Retinal vascular caliber, blood pressure, and cardiovascular risk factors in an Asian population: the Singapore Malay Eye Study.Invest Ophthalmol Vis Sci. 2008 May; 49(5):1784-90.IO
To describe the relationship of retinal vascular caliber with cardiovascular risk factors in an Asian population.
The Singapore Malay Eye Study is a population-based, cross-sectional survey that included 3280 (78.7% response) persons aged 40 to 80 years. Retinal vascular caliber was measured from digital retinal photographs using a validated standardized protocol. Data on major cardiovascular risk factors were collected from all participants.
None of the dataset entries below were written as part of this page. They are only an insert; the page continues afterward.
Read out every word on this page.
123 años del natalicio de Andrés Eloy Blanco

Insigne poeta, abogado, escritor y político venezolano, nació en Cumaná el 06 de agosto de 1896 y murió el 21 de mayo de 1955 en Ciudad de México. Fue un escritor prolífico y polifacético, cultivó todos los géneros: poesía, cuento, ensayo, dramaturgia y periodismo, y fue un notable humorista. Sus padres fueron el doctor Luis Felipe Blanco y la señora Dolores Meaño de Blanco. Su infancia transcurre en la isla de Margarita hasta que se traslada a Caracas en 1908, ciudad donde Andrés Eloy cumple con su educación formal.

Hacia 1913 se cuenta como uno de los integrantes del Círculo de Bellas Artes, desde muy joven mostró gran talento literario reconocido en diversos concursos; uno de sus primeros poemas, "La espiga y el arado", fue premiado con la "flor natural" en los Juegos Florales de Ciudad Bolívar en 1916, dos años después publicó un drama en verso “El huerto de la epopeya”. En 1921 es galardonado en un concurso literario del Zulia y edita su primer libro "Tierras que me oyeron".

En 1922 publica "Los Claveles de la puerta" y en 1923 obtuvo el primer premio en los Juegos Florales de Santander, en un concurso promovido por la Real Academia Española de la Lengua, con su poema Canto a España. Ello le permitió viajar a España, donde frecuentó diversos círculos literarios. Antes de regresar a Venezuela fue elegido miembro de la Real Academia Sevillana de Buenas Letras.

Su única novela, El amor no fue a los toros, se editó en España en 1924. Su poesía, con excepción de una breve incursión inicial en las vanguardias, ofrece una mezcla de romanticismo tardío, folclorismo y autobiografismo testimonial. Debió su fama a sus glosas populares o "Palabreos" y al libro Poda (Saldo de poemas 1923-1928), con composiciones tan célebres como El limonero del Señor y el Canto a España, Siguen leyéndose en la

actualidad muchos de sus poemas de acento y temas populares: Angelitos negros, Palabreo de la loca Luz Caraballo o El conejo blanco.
Of the 3019 participants with retinal vascular caliber data available, the mean retinal arteriolar caliber (CRAE) was 139.5 +/- 15.7 microm (SD), and mean venular caliber (CRVE) was 219.3 +/- 22.2 microm (SD). Smaller retinal arteriolar caliber was associated with higher current mean blood pressure and male sex (P < 0.001 for both). Larger retinal venular caliber was associated with younger age, current cigarette smoking, greater body mass index, higher glycosylated hemoglobin level, and lower HDL cholesterol (P = 0.012 for glycosylated hemoglobin level and P < 0.001 for other risk factors). The association of retinal arteriolar narrowing and blood pressure was stronger in younger people than in older people and in men than in women (P for interaction < 0.001 for both).
In this Asian population, smaller retinal arteriolar caliber was associated with hypertension and larger retinal venular caliber with cigarette smoking, dyslipidemia, hyperglycemia, and higher body mass index. The pattern of these associations is similar to that in white populations.